If we have a transform $$T$$ and an original bounding box $$B$$, the new bounding box is found with the inverse transform, i.e. $$T^{-1}(B)$$

This is counterintuitive, so let's look at a few examples.

To move a shape by the offset $$(+ 1, + 2)$$, we apply the transform and inverse $$T\left(x, y, z\right) \rightarrow \left(\begin{array}{c} x - 1,\\ y - 2, \\ z \end{array} \right) \qquad T^{-1}\left(x, y, z\right) \rightarrow \left(\begin{array}{c} x + 1,\\ y + 2, \\ z \end{array} \right)$$

To scale a shape, making it twice as large on all axes, we use $$T\left(x, y, z\right) \rightarrow \left(\begin{array}{c} x/2,\\ y/2, \\ z/2 \end{array} \right) \qquad T^{-1}\left(x, y, z\right) \rightarrow \left(\begin{array}{c} x\times 2,\\ y\times 2, \\ z\times 2 \end{array} \right)$$

In both cases, it's the forward transform that seems counterintuitive; the inverse transform closely matches the text description of what happens to the shape.

Once you wrap your head around this, it seems pretty easy: just apply $$T^{-1}$$ to the corners of your original bounding box to get your transformed bounding box.

It's not quite that simple.
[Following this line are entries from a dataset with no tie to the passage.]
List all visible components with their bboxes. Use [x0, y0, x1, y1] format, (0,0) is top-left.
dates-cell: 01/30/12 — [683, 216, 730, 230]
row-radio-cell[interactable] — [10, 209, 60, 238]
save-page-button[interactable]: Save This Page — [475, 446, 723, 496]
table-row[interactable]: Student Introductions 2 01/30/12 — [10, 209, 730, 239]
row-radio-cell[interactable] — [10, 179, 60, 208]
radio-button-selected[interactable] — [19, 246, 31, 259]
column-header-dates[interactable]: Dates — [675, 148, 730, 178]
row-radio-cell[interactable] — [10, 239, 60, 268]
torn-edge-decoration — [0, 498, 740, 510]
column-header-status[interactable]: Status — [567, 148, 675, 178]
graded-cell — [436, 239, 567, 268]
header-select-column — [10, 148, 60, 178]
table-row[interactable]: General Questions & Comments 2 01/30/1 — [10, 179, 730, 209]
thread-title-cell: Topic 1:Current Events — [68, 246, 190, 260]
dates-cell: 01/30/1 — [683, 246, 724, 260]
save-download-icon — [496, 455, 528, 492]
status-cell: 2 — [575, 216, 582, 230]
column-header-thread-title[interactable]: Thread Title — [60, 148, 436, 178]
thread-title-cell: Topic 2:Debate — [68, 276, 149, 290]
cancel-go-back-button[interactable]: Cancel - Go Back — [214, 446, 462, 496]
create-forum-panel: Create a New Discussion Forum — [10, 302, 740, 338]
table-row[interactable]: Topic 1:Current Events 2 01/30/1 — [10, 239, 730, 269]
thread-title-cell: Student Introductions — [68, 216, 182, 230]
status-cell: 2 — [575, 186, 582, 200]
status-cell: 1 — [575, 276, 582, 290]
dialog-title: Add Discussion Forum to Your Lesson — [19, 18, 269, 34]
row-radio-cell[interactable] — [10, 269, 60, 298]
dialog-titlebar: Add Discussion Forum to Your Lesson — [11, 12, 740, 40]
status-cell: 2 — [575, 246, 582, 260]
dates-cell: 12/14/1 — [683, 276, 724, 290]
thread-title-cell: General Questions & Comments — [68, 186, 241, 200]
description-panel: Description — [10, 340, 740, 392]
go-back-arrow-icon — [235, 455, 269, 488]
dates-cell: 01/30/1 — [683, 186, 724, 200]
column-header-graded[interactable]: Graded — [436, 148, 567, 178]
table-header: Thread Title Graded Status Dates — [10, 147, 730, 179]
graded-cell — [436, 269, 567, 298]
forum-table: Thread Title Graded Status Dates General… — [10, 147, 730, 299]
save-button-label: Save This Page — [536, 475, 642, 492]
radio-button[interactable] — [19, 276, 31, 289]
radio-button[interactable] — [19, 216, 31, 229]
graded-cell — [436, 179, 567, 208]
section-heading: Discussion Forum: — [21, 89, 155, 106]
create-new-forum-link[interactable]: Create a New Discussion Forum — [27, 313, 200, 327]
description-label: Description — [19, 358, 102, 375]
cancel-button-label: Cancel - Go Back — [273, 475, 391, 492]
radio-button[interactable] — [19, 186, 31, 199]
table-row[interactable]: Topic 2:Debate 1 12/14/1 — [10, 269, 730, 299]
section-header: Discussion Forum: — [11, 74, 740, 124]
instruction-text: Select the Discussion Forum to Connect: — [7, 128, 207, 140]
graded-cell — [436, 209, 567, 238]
Let's think about our rotation example from earlier: $$T\left(x, y, z\right) \rightarrow \left(\begin{array}{c} x \times \cos(a) + y \times \sin(a), \\ x \times \sin(a) - y \times \cos(a), \\ z \end{array} \right)$$ $$T^{-1}\left(x, y, z\right) \rightarrow \left(\begin{array}{c} x \times \cos(-a) + y \times \sin(-a), \\ x \times \sin(-a) - y \times \cos(-a), \\ z \end{array} \right)$$

When you apply this to the corners of your bounding box, you get a diamond, since the original box is rotated by 45º. Our bounding boxes should be axially-aligned, so this won't work.

Instead, $$T^{-1}$$ should be evaluated against the interval of the bounding box. Using interval arithmetic guarantees that the result fully encloses the new bounds.

Finding the inverse

We're closing in on our goal here, having realized:

• Transforms are functions of the form $$T(x, y, z) \rightarrow (x', y', z')$$
• The transformed bounds are $$T^{-1}$$ applied to the original bounds

The last step is to find the inverse transform. Unfortunately, there's no general-purpose solution (and indeed, it's trivial to construct transforms with no closed-form inverse)

Still, there's obviously something that works for many cases.
Did you spot what all of the examples have in common?

That's right: they are all affine transforms.

In particular, they all can be representing with a matrix $$M$$ such that $$\left( \begin{array}{c} x'\\ y'\\ z'\\ \_ \end{array}\right) = M \left( \begin{array}{c} x\\ y\\ z\\ 1 \end{array}\right)$$

Now, the path forward becomes clear:

• Find the matrix $$M$$ that represents a particular transform
• Invert it, producing $$M^{-1}$$
• Multiply $$M^{-1}$$ against the original bounds

This is the solution implemented in Ao. The apply-transform macro checks to see if the transform is affine; if so, it automatically sets the resulting bounds.

In practice, this works quite well. Of the operations in transforms.scm, all but two are affine. The two outliers are tapering operators.